L’usage des vocables «ligne rouge» visait à arrêter l’hémorragie de la défaite. Haftar a perdu la «Guerre de Tripoli» lancée en avril 2019 et les territoires conquis à l’Ouest, et il ne peut se permettre de ne plus avoir le contrôle sur la ville de Syrte, véritable porte d’entrée vers le croissant pétrolier et l’Est libyen, et la base militaire de Jufrah (Waddan). Ses alliés (Emirats arabes unis (EAU), France, Egypte, Russie, Arabie saoudite) connaissent le caractère stratégique de la ligne «Syrte-Jufrah». Il faut rappeler que l’Egypte est davantage un soutien diplomatique au maréchal Haftar qu’un appui militaire. La véritable tirelire de guerre du maréchal ce sont les EAU.
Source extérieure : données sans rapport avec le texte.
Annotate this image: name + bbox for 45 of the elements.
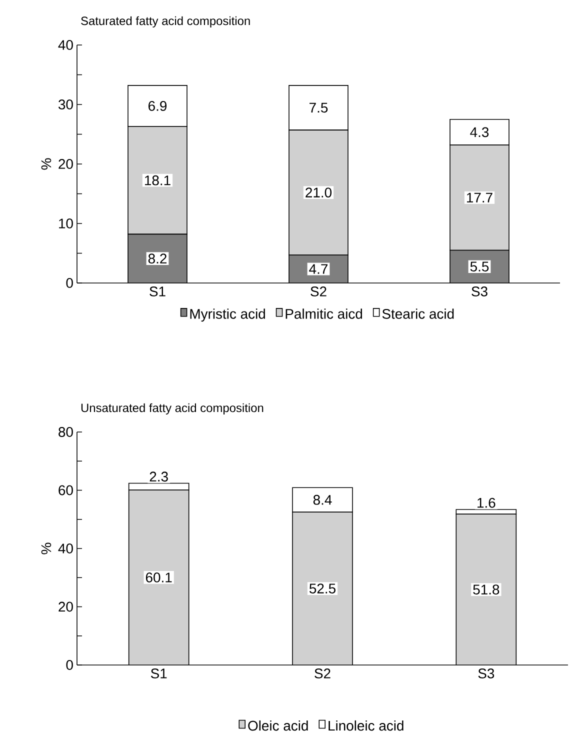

Il y a quelques jours, le Conseil de la défense égyptien s’est réuni pour évaluer la situation sécuritaire du pays, et tout porte à croire que Le Caire privilégiera l’engagement d’un processus de résolution de la crise par le haut, et non une guerre ouverte, dont les conséquences sont imprédictibles. Le but étant de réhabiliter Haftar par le politique et masquer les défaites des dernières semaines. Certains médias pro-régime en Egypte alimentent l’idée d’un conflit armé avec la Turquie pour détourner l’opinion publique et masquer les difficultés immenses auxquelles le pays fait face. Nous pouvons citer la gestion catastrophique de la pandémie, le chômage et le creusement des inégalités, les déficits budgétaires abyssaux, le risque de défaut de paiements, la menace terroriste au Sinaï, et la non-résolution du conflit autour de la gestion de l’eau du Nil et du barrage de la Renaissance. L’Ethiopie a entamé son remplissage, ce qui accentue l’impression d’une défaite géopolitique autour d’un dossier qui menace la sécurité hydraulique et alimentaire de l’Egypte.
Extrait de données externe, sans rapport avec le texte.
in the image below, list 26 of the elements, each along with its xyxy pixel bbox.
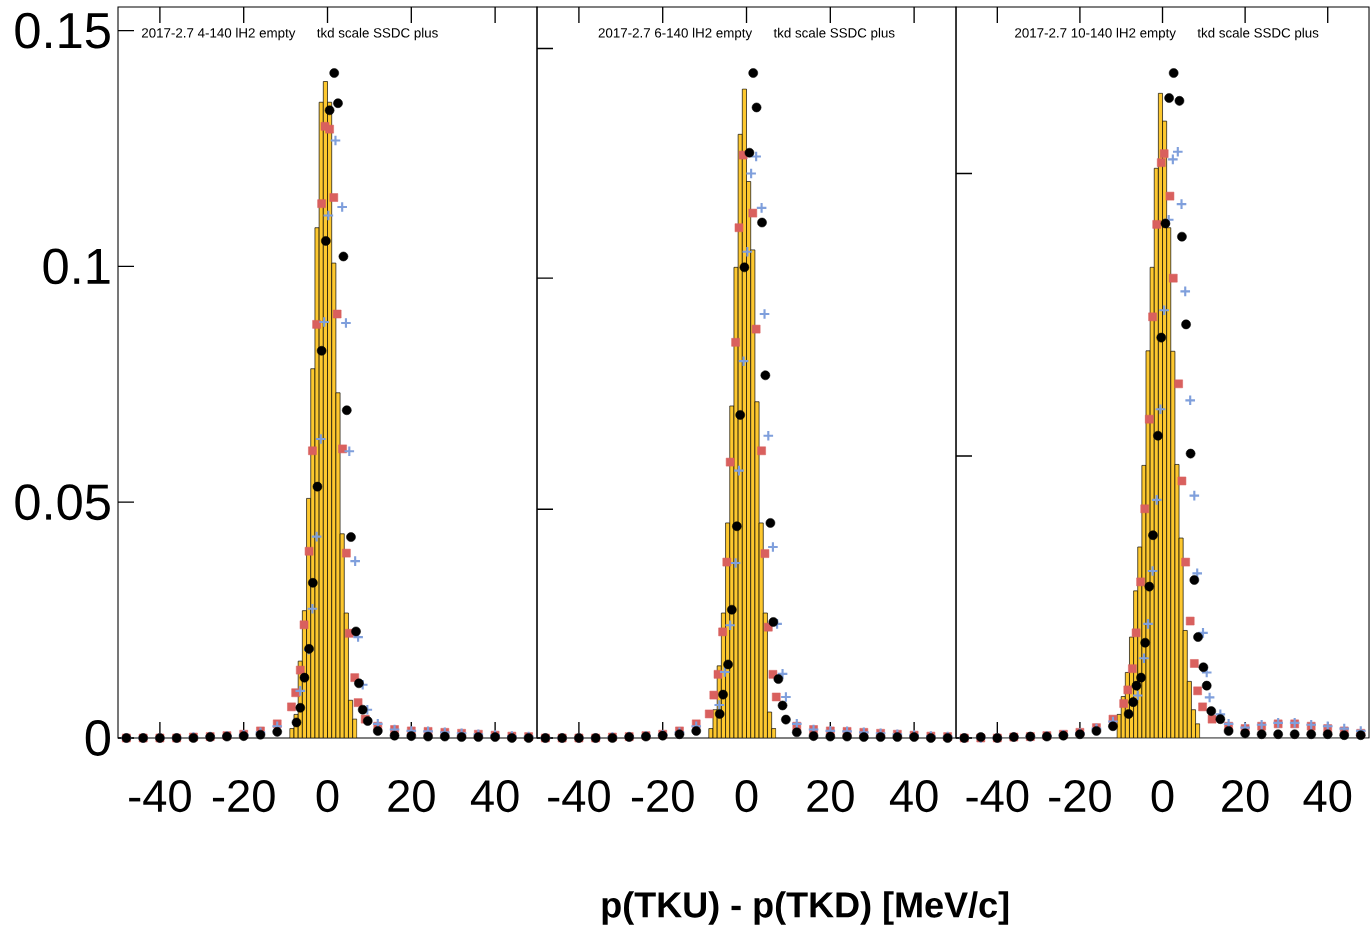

Pour Ankara, la gestion du dossier libyen va devenir de plus en plus complexe. Pour que les forces du GNA contrôlent les territoires acquis au fil des derniers mois ou tentent d’avancer vers le sud-ouest, les Turcs devront fournir davantage de matériels militaires, d’hommes et de ravitaillement et une couverture aérienne plus que nécessaire. Ankara connaît les limites de son interventionnisme militaire en Libye. C’est l’une des raisons pour lesquelles le cap de Syrte n’a pas été franchi.
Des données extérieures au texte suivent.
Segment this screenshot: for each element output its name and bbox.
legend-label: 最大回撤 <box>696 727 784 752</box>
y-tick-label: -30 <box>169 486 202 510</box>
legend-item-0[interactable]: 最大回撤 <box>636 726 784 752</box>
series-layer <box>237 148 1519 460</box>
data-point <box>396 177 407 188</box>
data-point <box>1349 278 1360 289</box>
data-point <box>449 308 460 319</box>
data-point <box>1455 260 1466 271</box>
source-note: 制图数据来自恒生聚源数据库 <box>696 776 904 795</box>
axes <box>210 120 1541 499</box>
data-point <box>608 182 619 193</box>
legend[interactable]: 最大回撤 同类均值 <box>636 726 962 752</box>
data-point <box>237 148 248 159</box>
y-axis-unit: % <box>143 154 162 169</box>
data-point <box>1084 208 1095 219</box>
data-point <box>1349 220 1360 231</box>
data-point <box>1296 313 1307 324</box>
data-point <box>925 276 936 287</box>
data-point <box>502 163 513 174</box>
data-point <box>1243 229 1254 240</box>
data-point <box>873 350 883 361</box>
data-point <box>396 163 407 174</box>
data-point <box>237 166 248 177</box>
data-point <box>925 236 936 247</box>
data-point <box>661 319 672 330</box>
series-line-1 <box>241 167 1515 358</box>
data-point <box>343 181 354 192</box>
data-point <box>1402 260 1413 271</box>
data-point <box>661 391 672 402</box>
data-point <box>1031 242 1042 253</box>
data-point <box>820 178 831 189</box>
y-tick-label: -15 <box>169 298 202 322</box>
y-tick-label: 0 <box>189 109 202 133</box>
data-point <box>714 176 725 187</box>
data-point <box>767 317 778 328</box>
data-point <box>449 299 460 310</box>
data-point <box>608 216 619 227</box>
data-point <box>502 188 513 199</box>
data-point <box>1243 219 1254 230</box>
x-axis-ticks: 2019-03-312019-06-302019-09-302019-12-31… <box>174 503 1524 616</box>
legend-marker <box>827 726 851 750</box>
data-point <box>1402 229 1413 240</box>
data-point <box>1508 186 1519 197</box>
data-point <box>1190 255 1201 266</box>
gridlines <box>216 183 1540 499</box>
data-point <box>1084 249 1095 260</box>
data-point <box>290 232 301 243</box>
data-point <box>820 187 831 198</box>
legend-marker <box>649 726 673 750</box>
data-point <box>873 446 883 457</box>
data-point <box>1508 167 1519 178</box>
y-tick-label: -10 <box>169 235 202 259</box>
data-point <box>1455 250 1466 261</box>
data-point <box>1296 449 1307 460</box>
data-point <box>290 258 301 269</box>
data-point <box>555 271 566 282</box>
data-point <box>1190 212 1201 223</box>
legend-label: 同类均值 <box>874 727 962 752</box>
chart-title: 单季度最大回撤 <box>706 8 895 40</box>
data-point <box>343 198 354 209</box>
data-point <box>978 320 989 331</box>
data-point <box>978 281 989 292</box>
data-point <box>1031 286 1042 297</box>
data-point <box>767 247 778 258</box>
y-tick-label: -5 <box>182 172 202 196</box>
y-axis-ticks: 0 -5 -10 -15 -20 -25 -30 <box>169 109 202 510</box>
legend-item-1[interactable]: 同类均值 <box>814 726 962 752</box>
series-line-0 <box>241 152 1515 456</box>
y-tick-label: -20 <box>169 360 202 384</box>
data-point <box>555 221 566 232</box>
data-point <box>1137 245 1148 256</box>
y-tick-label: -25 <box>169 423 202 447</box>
Au-delà de ces intérêts économiques en Libye – avec notamment la signature de l’accord maritime et les projets de la reconstruction en Libye -, Ankara veut aussi prendre en main l’initiative politique à son ennemi émirati. Il y a trois jours, un évènement politique est passé inaperçu. La Turquie et la Russie ont constitué un groupe de travail commun sur le dossier libyen, alors que les deux puissances soutiennent respectivement le GNA et la LNA ! Ceci plaide en faveur de la piste de la désescalade, ou du moins, du maintien du statu quo. Autre facteur important à prendre en considération : la position des Etats-Unis par rapport à la Libye post-guerre de Tripoli. Même si la politique étasunienne à l’égard de la Libye manque de cohérence, Washington ne souhaite pas que la guerre par procuration, que se livrent des puissances étrangères, finisse par devenir une confrontation directe entre deux pays. Il faut rappeler que l’entrée en lice il y a 7 mois de la Turquie en Libye – qui est membre de l’Otan – ne pouvait se faire sans l’aval américain.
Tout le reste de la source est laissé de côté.